- As Internet of Things (IoT) devices become more prevalent, so do the ways that hackers exploit them, according to the Darktrace 2018 Threat Report.
- In one instance, hackers took over a digital parking payment kiosk and connected it to websites featuring adult content.
- In another instance, hackers connected to industrial blenders, slicers and other connected devices on a food assembly line in an attempt to access the greater network.
In a recent incident, hackers took control of a digital parking kiosk and connected it to websites featuring adult content, according to researchers at the cybersecurity company Darktrace. The kiosk didn’t actually display the content, which actually makes the stunt more confusing: If it wasn’t for a weird prank, then why even bother?
“It’s unknown what the attacker’s motive might have been,” says Darktrace.
But it points to a worrisome trend, as Darktrace will reveal in its annual Threat Report, to be released on Wednesday, which highlights bizarre and unexpected ways that so-called black hat hackers attempt to subvert and infiltrate networks. The key takeaway is that if there’s a flaw, hackers will find and exploit it.
“The incident exemplifies the vulnerabilities that IoT devices can pose and the need for comprehensive cyber defence across the entire digital infrastructure,” the report says.
Darktrace uses AI to identify unusual activity on a network, particularly involving unconventional connected devices.
In another instance recorded by the Darktrace report, hackers attempted to get into a corporate network by connecting to different IoT devices on an industrial food assembly line. They managed to connect to industrial blenders, slicers and baggers in an attempt to move within the network.
IoT devices like blenders don’t contain valuable or exploitable information, such as corporate pay stubs. But the hackers wanted to trick the IT network into letting them connect to the greater company IT network. In theory, the hackers could move around the network until making their way onto a PC or phone that does have valuable data.
Of note is that in this example, the internet-connected appliances hadn’t been vetted by the factory’s security experts. They were just purchased, put online, and connected to the network.

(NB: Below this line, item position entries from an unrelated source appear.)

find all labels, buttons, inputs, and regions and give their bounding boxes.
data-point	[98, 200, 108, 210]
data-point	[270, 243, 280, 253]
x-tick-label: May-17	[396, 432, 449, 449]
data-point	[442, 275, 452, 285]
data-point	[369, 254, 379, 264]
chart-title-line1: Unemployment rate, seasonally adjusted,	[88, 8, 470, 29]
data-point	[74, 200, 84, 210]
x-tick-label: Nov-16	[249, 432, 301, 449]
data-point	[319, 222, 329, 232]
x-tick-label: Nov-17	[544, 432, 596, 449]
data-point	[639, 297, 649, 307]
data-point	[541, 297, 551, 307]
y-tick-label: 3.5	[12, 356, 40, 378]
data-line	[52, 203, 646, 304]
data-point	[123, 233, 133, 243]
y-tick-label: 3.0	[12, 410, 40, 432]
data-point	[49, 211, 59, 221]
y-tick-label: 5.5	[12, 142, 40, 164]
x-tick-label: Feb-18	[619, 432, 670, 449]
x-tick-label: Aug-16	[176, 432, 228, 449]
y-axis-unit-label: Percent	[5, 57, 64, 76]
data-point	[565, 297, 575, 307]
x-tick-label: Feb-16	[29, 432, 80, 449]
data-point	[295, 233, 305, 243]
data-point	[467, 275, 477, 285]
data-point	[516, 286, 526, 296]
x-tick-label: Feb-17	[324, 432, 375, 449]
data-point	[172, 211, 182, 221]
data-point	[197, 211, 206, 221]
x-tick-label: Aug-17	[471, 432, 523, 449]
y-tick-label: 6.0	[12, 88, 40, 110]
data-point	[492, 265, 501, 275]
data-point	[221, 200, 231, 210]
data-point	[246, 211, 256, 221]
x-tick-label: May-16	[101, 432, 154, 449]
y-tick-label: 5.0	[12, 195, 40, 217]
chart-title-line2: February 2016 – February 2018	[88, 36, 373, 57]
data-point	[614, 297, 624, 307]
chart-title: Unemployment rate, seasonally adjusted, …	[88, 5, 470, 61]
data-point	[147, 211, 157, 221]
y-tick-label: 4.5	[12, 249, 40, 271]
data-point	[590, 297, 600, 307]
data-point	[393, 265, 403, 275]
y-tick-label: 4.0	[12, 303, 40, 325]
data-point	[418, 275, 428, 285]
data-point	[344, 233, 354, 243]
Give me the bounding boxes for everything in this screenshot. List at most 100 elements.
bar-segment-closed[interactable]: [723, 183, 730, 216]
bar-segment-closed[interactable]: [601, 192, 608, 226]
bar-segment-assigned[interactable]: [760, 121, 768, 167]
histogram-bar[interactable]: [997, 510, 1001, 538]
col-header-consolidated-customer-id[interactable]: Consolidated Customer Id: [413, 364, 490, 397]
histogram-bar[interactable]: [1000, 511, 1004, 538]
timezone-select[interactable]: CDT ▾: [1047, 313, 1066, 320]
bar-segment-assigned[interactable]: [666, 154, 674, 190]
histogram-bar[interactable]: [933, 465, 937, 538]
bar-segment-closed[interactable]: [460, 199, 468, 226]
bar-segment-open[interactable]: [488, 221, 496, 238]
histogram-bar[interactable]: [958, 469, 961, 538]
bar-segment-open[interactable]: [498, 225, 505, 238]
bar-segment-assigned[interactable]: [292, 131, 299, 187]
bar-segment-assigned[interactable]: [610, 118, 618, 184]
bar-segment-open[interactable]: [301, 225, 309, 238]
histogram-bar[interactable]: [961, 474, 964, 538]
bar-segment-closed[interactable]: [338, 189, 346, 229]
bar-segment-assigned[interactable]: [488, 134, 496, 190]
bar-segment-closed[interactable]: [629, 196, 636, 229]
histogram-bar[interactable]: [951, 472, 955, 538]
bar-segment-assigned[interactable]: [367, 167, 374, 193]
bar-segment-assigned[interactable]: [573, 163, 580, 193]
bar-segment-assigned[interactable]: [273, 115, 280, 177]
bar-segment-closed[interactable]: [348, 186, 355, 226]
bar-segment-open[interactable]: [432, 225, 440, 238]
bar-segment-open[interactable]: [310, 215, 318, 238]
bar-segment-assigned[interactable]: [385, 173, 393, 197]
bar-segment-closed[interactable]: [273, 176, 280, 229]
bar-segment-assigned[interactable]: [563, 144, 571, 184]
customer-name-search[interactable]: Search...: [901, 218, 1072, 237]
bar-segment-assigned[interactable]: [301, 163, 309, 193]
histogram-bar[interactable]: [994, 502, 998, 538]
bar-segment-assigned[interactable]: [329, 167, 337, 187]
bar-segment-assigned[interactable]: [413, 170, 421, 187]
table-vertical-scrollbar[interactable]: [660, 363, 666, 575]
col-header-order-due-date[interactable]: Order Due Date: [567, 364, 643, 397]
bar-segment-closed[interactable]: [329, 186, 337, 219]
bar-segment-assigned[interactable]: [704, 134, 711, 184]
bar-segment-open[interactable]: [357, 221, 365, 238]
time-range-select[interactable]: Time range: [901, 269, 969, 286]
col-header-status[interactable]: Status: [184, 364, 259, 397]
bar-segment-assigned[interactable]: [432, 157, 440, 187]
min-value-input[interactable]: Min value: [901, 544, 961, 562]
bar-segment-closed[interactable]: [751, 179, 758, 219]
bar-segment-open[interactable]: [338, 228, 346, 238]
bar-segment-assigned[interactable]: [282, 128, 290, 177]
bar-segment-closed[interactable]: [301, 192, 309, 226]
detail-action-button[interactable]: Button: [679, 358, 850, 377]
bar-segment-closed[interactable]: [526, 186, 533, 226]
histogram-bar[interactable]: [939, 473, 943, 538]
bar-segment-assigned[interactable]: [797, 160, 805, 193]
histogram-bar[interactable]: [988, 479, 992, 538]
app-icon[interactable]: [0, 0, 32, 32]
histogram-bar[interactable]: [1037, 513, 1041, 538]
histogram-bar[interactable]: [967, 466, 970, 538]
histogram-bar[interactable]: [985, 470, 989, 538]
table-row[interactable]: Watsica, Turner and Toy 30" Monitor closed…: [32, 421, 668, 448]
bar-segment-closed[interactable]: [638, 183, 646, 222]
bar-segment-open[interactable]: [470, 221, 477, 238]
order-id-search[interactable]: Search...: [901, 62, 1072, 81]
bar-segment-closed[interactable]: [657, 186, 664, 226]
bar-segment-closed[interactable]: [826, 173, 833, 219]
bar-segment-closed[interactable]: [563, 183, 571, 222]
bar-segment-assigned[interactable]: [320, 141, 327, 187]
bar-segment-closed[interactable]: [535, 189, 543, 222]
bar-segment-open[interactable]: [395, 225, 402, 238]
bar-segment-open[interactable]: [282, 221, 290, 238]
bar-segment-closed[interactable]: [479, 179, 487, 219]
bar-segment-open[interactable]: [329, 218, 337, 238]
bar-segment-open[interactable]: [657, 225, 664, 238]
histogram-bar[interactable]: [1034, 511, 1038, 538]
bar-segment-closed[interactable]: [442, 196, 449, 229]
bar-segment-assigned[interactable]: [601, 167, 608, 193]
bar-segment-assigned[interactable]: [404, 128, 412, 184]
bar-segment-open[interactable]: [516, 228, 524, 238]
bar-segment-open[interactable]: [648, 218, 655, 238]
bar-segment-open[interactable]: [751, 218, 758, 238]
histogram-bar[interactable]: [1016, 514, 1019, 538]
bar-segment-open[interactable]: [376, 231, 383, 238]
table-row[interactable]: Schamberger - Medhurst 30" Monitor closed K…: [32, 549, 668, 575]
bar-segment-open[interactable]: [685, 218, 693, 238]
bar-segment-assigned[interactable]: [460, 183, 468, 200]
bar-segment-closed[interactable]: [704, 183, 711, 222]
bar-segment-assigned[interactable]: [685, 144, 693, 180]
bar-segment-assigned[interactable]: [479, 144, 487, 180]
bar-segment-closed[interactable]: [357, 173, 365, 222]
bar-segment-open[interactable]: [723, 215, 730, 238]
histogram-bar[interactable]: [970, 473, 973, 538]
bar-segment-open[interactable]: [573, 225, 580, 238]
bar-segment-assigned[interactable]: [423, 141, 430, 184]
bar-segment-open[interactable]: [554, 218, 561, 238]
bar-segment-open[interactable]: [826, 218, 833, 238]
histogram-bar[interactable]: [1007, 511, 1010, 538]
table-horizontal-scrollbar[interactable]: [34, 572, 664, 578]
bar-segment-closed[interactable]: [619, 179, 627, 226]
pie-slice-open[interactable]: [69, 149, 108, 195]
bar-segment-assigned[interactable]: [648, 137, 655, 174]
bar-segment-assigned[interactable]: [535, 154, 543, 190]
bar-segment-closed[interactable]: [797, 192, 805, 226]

“Crucially, these devices did not have approval from the security team to be connected to the core IT infrastructure. By correlating these factors in real time, Darktrace’s AI detected the anomalous behaviour and determined the activity to be a significant risk to the organisation’s assembly line,” according to the report.
In another similar instance, hackers took control of personal storage lockers at an amusement park in North America. These smart lockers connect with a third-party online platform when employees entered their access codes. The hackers used the locker connection to hitch a ride into the third-party platform and swipe data.
“The connections, which could have included identifying details or sensitive credentials, had the potential to be transmitted over the internet entirely unprotected – giving the attackers ability to intercept the connections and use the information to breach the company’s network defences,” according to the report.